Peter Farrow is a slave. He’s grown up with his family on Dover Plantation, South Carolina where he does small jobs. When he’s not working, Peter likes to play with the other slave’s children, or go fishing with the master’s daughter, Emily. Sometimes, he even gets to sit in on Emily’s school lessons and learn to read.
Since Peter is almost twelve, it’s time for him to learn a trade. The master has agreed for Peter to apprentice with Samuel, the plantation’s carpenter. Peter is happy he won’t have to fetch and carry anymore, or work in the dairy, churning butter. However, Peter’s mother decides it’s time he learns the family’s secret.
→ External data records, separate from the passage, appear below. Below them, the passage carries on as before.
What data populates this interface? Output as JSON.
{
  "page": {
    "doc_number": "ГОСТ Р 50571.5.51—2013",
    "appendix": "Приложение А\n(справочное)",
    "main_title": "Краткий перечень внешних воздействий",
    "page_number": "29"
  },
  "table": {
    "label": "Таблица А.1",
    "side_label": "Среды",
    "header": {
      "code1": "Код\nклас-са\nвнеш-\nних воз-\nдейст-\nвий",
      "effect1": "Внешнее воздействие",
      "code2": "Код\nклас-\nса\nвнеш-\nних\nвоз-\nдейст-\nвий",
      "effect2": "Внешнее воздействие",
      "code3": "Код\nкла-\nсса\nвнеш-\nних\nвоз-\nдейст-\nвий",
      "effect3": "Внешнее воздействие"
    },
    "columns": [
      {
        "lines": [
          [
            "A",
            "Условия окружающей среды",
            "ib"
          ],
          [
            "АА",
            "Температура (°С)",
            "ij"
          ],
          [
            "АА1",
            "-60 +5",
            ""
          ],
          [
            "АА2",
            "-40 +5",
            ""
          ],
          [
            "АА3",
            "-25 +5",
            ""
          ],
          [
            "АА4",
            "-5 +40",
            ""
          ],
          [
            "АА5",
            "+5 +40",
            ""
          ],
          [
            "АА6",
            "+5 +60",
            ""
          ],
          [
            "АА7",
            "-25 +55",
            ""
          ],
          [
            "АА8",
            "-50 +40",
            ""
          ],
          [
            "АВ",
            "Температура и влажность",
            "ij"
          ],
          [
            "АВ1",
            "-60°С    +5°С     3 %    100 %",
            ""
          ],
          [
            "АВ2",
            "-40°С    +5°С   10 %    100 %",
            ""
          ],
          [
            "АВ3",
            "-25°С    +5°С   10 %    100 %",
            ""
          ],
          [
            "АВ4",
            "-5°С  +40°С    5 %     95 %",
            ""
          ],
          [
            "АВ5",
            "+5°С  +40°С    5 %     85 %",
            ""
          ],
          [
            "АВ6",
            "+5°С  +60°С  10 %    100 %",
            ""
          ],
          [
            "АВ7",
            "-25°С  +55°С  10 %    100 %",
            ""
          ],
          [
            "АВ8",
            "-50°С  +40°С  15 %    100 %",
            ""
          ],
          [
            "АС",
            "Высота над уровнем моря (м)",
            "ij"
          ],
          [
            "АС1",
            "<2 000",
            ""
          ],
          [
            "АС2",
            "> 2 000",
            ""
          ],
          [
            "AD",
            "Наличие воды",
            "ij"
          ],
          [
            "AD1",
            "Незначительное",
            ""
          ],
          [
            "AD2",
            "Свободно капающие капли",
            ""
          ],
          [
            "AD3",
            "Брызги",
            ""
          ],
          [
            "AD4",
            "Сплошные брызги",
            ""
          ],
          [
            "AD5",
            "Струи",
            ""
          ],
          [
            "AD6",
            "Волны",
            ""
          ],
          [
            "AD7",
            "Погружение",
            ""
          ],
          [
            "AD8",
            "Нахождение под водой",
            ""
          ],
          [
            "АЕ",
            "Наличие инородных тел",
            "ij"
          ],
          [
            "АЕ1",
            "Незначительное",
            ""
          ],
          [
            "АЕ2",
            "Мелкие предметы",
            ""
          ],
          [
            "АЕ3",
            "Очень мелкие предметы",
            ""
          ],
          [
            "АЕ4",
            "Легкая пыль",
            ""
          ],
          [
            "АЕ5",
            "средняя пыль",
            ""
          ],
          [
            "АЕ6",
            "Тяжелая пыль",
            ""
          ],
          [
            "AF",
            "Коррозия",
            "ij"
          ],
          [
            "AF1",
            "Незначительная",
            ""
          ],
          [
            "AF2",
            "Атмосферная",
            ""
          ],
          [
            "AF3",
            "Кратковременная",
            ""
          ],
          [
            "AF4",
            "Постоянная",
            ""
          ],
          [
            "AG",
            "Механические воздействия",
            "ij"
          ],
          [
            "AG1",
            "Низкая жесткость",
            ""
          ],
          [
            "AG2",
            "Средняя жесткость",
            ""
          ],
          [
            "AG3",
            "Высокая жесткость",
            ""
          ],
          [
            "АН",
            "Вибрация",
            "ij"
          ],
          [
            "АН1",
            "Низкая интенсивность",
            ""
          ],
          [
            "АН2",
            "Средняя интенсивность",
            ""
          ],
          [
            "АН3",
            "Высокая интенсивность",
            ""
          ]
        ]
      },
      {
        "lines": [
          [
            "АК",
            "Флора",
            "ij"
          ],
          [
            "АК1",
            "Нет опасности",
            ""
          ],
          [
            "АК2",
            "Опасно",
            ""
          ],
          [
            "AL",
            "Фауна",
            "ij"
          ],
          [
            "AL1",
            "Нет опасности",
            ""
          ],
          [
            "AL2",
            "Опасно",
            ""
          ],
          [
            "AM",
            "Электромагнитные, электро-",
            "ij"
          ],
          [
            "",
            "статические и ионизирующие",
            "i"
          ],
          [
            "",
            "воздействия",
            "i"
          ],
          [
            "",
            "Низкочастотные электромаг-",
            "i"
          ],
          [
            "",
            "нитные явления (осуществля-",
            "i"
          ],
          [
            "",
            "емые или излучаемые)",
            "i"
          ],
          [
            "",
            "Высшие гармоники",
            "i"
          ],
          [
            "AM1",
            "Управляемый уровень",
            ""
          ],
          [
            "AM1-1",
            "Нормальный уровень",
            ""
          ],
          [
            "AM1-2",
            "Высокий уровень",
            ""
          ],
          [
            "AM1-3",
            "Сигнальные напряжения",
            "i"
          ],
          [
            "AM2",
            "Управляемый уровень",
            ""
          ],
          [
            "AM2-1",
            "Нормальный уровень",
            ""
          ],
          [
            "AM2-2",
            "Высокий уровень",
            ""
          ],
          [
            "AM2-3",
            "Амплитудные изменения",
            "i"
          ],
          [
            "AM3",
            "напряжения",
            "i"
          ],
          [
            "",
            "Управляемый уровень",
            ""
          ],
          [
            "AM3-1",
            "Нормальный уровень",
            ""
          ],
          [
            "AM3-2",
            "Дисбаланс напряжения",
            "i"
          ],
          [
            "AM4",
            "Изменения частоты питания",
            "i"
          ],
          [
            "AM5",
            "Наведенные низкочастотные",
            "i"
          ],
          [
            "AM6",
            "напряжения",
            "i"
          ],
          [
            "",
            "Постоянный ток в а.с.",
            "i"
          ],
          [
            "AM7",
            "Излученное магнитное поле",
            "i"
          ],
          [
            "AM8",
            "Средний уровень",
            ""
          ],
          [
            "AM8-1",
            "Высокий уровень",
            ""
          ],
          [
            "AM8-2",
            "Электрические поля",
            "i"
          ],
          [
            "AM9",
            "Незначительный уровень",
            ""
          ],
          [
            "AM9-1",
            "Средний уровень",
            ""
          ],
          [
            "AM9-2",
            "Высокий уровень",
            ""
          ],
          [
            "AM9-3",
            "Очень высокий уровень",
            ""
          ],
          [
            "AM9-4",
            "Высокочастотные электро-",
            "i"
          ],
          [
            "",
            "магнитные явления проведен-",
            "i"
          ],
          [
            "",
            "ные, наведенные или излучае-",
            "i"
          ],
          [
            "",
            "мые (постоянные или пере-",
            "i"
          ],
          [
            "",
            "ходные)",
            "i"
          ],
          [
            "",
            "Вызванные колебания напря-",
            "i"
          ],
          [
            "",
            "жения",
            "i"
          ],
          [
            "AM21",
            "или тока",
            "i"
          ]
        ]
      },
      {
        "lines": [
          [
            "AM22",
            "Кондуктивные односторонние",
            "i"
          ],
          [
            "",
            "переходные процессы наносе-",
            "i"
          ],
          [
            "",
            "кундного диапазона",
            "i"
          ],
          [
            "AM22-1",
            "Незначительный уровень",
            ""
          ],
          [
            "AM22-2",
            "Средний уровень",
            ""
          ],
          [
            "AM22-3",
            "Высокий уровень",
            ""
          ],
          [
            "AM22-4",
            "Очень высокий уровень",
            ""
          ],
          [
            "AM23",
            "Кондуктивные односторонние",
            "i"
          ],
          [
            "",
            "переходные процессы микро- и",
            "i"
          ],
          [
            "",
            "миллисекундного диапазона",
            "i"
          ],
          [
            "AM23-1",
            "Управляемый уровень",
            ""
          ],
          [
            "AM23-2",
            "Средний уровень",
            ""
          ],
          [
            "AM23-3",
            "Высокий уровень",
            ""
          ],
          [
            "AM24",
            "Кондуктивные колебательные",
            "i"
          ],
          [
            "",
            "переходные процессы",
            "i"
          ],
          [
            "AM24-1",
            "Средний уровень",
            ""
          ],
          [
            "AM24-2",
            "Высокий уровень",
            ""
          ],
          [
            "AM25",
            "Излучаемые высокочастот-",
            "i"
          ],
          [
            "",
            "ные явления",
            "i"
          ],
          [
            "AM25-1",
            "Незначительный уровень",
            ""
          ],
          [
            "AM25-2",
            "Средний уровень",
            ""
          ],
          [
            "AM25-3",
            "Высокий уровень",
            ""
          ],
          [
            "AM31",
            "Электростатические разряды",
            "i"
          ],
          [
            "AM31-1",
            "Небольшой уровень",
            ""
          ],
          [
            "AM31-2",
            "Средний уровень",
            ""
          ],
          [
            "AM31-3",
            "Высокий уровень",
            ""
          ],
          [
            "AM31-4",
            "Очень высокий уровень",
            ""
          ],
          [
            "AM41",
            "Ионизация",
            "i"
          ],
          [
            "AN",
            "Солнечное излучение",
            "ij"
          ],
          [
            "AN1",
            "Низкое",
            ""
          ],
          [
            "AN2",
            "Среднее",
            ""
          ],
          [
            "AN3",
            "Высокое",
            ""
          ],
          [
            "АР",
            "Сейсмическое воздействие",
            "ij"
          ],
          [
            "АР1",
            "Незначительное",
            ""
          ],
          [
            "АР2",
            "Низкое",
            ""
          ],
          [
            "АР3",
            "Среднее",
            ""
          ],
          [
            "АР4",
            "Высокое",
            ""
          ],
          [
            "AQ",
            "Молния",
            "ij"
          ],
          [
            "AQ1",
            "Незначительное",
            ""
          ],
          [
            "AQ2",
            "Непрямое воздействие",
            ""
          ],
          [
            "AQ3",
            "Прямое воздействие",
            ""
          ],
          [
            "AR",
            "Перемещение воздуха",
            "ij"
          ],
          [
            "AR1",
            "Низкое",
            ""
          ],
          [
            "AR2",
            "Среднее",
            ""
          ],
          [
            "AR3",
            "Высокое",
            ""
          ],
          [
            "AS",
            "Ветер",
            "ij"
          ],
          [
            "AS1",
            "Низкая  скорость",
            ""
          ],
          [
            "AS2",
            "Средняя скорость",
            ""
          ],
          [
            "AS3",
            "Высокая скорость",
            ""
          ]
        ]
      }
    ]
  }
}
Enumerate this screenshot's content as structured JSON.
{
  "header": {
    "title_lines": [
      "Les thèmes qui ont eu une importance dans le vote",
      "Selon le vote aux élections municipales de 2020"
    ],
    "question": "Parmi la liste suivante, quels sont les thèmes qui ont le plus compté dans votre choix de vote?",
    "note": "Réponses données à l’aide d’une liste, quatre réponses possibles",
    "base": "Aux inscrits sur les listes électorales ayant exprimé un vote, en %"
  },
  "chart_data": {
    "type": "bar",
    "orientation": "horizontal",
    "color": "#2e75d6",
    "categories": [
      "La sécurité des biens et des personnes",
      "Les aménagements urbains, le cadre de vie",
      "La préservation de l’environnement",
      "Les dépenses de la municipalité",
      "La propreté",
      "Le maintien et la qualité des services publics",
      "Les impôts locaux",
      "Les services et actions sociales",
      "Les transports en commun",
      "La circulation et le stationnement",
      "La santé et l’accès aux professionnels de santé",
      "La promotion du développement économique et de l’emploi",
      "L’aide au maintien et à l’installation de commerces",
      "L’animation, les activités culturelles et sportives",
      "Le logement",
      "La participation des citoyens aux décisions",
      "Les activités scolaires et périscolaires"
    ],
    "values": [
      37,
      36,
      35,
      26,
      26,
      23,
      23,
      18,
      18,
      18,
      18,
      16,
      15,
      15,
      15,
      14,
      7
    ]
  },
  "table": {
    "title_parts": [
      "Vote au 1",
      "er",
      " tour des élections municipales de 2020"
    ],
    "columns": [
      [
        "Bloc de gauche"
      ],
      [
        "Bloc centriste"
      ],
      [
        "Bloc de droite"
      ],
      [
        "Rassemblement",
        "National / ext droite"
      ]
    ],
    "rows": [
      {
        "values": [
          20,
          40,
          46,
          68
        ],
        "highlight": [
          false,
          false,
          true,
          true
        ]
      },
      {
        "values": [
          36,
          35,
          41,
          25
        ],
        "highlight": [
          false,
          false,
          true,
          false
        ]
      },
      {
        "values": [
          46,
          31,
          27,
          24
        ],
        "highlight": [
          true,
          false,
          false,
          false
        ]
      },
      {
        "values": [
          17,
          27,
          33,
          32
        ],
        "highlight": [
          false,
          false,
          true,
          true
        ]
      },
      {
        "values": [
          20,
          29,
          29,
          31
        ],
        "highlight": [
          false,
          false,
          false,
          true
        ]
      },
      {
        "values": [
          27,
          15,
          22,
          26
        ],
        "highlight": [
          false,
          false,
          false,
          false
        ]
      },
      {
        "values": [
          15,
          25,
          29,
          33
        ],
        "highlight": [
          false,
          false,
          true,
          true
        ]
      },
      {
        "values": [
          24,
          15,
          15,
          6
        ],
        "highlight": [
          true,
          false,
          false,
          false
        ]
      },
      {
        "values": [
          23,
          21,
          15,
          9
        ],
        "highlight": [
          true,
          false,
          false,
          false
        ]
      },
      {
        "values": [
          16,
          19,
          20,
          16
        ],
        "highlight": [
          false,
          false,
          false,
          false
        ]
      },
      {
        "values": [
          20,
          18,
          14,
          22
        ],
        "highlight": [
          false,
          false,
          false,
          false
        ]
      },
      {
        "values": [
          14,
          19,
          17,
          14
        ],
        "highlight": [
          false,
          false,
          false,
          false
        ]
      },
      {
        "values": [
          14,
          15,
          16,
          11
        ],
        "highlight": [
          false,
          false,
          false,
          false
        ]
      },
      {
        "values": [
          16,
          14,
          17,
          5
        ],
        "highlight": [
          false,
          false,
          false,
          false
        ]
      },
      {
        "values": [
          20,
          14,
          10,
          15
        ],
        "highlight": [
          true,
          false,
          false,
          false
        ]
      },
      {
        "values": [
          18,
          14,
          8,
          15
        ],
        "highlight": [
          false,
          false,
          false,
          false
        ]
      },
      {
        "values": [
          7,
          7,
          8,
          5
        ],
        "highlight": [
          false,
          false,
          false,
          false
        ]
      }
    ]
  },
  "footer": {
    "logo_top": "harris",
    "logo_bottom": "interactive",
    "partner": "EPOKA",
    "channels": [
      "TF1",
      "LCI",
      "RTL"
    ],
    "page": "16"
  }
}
She and her husband have been active in the Underground Railroad, helping slaves escape. They use secret codes sewn into quilts and wagons with a secret hiding place. When traveling to other plantations doing work for the master, Peter’s father transports runaways in the wagon’s false bottom. Until now, Peter has been too young to keep a secret of this magnitude.
But John, the cruel overseer, has other plans for Peter. He wants Peter out in the fields, doing the backbreaking work of a grownup slave, where Peter is close enough to feel his whip. When Peter comes between Samuel and the sadistic overseer’s whip, Peter makes a terrible enemy. Overseer John alerts the master about Emily spending too much time with Peter. When the two friends are caught together multiple times, the master decides to sell Peter down south.
Distraught, Peter’s mother and father decide to “transport” him away from Dover Plantation before he can be sold. Using the secret quilt codes, other runaways join Peter’s family as they make their way to the first safe house on the Underground Railroad. When they arrive, Peter’s parents make the hard decision to send him on to Canada with Samuel while they remain in South Carolina, helping more runaways escape to freedom.
A poignant tale of an enslaved family making the difficult decision to “do their part” for their kinsmen instead of running together toward their own freedom.